O casal apresentou a sentença do TEDH, de 2014, também objeto, a seu tempo, de divulgação nesta página, para revisão da sentença interna definitiva à Cour de Cassation por incompatibilidade da última com a decisão da instância internacional de julgamento, posterior. Entretanto, a França ratificou o Protocolo n.º 16 à CEDH, que permite às instâncias superiores dos Estados Parte colocar questões de interpretação do Direito europeu ao TEDH.

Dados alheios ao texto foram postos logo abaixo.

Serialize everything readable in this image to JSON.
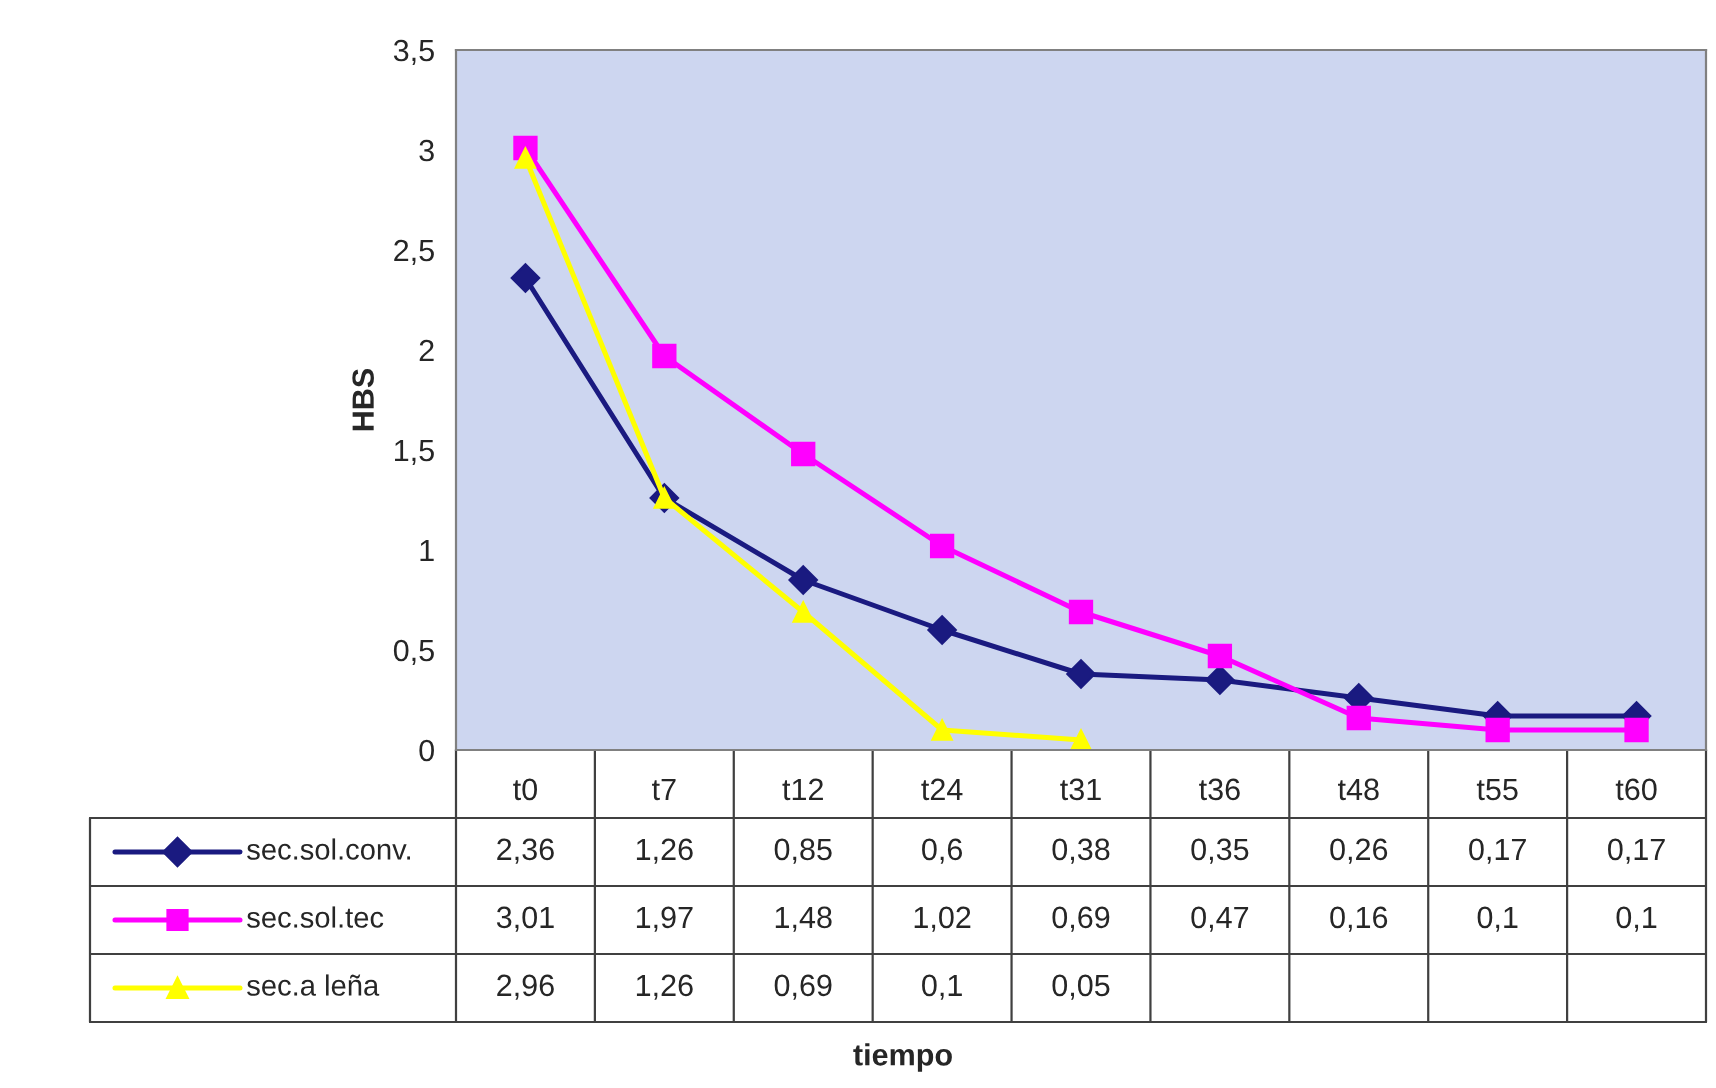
{
  "chart_data": {
    "type": "line",
    "annotations": [
      "tiempo"
    ],
    "ylabel": "HBS",
    "categories": [
      "t0",
      "t7",
      "t12",
      "t24",
      "t31",
      "t36",
      "t48",
      "t55",
      "t60"
    ],
    "series": [
      {
        "name": "sec.sol.conv.",
        "color": "#1a1a80",
        "marker": "diamond",
        "values": [
          2.36,
          1.26,
          0.85,
          0.6,
          0.38,
          0.35,
          0.26,
          0.17,
          0.17
        ],
        "value_labels": [
          "2,36",
          "1,26",
          "0,85",
          "0,6",
          "0,38",
          "0,35",
          "0,26",
          "0,17",
          "0,17"
        ]
      },
      {
        "name": "sec.sol.tec",
        "color": "#ff00ff",
        "marker": "square",
        "values": [
          3.01,
          1.97,
          1.48,
          1.02,
          0.69,
          0.47,
          0.16,
          0.1,
          0.1
        ],
        "value_labels": [
          "3,01",
          "1,97",
          "1,48",
          "1,02",
          "0,69",
          "0,47",
          "0,16",
          "0,1",
          "0,1"
        ]
      },
      {
        "name": "sec.a leña",
        "color": "#ffff00",
        "marker": "triangle",
        "values": [
          2.96,
          1.26,
          0.69,
          0.1,
          0.05,
          null,
          null,
          null,
          null
        ],
        "value_labels": [
          "2,96",
          "1,26",
          "0,69",
          "0,1",
          "0,05",
          null,
          null,
          null,
          null
        ]
      }
    ],
    "ylim": [
      0,
      3.5
    ],
    "yticks": [
      0,
      {
        "value": 0.5,
        "label": "0,5"
      },
      1,
      {
        "value": 1.5,
        "label": "1,5"
      },
      2,
      {
        "value": 2.5,
        "label": "2,5"
      },
      3,
      {
        "value": 3.5,
        "label": "3,5"
      }
    ],
    "grid": false,
    "legend": "bottom",
    "line_style": "solid"
  }
}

Sempre no contexto da jurisprudência Mennesson, do TEDH, a Cour de Cassation reconheceu que a França não cumpria adequadamente a Convenção europeia dos Direitos Humanos e, neste sentido, formulou uma nova orientação jurisprudencial segundo a qual, nos casos de contrato de gestação de substituição, o pai beneficiário, também pai biológico, tem o direito ao registo das suas crianças e estas à certidão de nascimento segundo o Estado francês com todas as consequências em matéria de registo civil daí advenientes. A dúvida, para a Cour de Cassation passou a situar-se na condição jurídica da mãe beneficiária que não seja mãe biológica, ou seja, cujos óvulos não foram utilizados no quadro deste contrato.

A Cour de Cassation colocou estas duas questões ao TEDH no contexto do Protocolo 16, solicitando a este um Parecer consultivo antes da emissão do seu próprio Acórdão, suspendendo a instância em conformidade:

1. Saber se ao recusar o registo de maternidade de uma criança nascida no estrangeiro, no quadro de um contrato de gestação por outrem, a França estaria em violação do artigo 8.º da CEDH, e se deveria proceder, neste tipo de contrato, a uma distinção em função da conceção, ou não, da criança, com recurso aos óvulos da mãe biológica;

2. Na hipótese de uma resposta afirmativa a uma destas questões, seria possível à mãe biológica proceder à adoção da criança, assegurando por esta via o direito da criança à sua filiação materna e, assim, garantindo a conformidade da República francesa com as suas obrigações, à luz do artigo 8.º da CEDH?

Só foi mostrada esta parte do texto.